The application of Fourier-Hankel/Legendre technique was later extended to other helioseismic studies. Braun & Fan (1998) carried out meridional flow measurements using this technique by decomposing the wavefield into equatorward and poleward wavefields and measuring the frequency shifts between them. Further work carried out by Krieger et al. (2007) and Doerr et al. (2010) in this direction have resulted in the development of a fast and efficient code for the computation of Fourier-Hankel/Legendre transform which can be easily applied to a large amount of data (Glogowski, 2011). Preliminary results for meridional flow obtained from this work are comparable to the results obtained using ring- diagram analysis.
This document provides a description of the Fourier-Hankel/Legendre module on the SDO/HMI JSOC data-analysis pipeline for processing HMI data.
Installing
Extract the archive to the local directory. Edit the Makefile with the appropriate paths to CFITSIO, HDF5 (requires hdf5-1.8.14 compiled with the --enable-parallel option), PostgreSQL, and DRMS libraries.
./configure
make
In case the libraries are not located in your default path. Configure it with the respective paths.
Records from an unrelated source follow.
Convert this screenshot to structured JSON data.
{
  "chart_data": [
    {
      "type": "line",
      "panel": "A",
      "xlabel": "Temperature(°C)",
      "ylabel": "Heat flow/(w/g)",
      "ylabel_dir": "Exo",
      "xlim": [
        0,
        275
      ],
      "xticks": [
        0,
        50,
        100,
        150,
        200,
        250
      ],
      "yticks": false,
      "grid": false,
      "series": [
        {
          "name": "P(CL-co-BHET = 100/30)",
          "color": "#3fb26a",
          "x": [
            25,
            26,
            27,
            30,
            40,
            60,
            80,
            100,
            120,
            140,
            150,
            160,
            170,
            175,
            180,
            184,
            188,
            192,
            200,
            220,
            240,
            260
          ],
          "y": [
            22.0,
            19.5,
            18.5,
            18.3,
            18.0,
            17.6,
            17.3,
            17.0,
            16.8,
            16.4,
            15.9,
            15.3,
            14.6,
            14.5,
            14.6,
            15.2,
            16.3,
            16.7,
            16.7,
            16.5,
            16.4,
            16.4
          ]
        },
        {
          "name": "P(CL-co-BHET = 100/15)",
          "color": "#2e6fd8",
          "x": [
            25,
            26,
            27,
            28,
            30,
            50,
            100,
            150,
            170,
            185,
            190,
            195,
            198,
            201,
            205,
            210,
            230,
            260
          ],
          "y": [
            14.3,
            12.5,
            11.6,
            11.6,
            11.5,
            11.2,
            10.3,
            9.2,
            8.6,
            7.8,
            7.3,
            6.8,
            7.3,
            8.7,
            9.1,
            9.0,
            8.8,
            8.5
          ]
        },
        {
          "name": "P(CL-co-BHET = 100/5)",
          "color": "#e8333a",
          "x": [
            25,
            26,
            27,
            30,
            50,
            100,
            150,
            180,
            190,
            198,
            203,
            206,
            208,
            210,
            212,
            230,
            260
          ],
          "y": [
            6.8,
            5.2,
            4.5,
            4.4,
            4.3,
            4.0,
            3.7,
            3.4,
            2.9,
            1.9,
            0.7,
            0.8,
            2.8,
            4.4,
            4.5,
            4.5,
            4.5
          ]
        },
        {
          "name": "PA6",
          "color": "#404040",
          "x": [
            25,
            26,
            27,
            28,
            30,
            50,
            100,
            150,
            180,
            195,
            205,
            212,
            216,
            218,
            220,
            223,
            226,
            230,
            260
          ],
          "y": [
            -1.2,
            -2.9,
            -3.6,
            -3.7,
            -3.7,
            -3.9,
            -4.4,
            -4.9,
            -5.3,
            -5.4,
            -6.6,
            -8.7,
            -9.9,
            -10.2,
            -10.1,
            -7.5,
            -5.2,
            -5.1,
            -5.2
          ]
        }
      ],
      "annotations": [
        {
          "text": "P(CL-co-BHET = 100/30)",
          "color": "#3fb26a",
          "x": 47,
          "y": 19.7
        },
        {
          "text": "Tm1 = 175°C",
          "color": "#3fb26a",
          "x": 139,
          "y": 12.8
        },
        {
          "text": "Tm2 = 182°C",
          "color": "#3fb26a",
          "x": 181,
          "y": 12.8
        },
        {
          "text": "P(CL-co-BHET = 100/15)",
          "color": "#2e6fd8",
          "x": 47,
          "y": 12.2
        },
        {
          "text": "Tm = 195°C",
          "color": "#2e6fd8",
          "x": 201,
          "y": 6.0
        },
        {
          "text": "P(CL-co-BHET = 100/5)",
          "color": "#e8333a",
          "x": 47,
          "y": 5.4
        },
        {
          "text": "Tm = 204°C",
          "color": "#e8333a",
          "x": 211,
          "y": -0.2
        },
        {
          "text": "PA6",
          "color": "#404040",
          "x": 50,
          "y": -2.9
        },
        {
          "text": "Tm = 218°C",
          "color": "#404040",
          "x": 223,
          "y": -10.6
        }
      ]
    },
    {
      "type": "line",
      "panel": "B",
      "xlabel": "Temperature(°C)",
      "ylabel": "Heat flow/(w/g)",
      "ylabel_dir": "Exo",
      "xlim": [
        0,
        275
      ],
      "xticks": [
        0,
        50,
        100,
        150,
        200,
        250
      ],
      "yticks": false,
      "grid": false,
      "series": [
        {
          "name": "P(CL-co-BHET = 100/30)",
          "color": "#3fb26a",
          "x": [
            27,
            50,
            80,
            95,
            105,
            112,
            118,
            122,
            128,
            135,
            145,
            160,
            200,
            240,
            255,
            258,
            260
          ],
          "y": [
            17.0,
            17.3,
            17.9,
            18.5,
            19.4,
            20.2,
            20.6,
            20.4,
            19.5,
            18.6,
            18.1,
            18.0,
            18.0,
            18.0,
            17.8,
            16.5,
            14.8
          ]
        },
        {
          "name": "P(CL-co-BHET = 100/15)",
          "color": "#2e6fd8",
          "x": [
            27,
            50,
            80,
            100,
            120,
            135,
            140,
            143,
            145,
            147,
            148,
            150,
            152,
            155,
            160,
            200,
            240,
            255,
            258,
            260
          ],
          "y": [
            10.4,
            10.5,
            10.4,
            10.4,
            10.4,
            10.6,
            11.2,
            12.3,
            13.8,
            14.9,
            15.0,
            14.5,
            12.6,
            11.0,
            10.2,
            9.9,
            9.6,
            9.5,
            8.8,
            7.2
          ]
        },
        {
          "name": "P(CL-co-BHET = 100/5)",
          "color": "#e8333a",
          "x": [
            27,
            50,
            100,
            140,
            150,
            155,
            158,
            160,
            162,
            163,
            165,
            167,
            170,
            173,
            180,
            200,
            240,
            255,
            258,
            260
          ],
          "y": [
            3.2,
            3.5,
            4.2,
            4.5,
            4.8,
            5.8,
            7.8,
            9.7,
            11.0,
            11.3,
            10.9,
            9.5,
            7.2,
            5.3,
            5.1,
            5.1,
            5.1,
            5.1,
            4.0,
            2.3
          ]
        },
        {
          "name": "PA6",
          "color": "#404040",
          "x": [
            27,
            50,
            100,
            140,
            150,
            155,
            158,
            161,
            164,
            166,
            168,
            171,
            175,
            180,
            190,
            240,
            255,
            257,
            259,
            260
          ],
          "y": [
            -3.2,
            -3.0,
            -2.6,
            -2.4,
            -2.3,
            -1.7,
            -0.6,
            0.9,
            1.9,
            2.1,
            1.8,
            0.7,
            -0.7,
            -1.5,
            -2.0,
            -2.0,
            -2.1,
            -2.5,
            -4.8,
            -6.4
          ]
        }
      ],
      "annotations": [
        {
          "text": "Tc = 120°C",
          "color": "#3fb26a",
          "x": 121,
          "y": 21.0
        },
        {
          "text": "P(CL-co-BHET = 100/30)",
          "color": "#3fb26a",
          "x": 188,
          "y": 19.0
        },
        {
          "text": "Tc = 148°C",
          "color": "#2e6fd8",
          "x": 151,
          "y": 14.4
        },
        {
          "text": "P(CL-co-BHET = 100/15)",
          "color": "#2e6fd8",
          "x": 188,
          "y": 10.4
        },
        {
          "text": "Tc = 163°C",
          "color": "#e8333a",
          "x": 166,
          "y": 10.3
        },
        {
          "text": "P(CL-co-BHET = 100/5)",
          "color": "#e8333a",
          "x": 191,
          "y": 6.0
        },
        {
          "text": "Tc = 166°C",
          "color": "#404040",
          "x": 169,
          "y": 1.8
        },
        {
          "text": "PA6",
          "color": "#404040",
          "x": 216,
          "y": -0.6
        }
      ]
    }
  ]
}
./configure --with-hdf5=<Path to the h5pcc executable> --with-cfitsio=<CFITSIO path> --with-drms=<DRMS Path>
make
Make produces three executables: postel_remap, tld, fld.
Workflow
The Fourier-Legendre analysis are usually performed on small areas of the solar surface to infer the average properties beneath the selected region. For instance, to estimate the meridional flow as a function of latitude, rectangular patches are extracted from the Dopplergrams in the North-South direction along a specific longitude (usually the Stonyhurst φ = 0◦), centered at different latitudes. The Fourier-Hankel/Legendre decomposition gives the amplitude of the poleward and equatorward directed flow field. The difference in frequency between these two oppositely directed components can be attributed to a Doppler shift as a result of a flow in a particular direction. Assuming that the origin of this flow is be due to the meridional circulation, the frequency shifts can be inverted to get the magnitude of the meridional flow at different depths as a function of latitudes. For sunspot seismology, annular regions are selected centered in the spot and the decomposition gives the amplitude of the ingoing and outgoing waves within this annulus. The absorption coefficients and scattering phase-shifts can then be estimated from the amplitude of the two components. It should be noted that, for the meridional flow measurements the center is fixed on one of the poles, while in the case of sunspot it is the spot center. In both cases, the decomposition is carried out on a equi-angluar grid and therefore the first step is to select the region of interest and map it onto an appropriate grid. The Fourier-Hankel/Legendre decomposition is then carried on this tracked/mapped cube.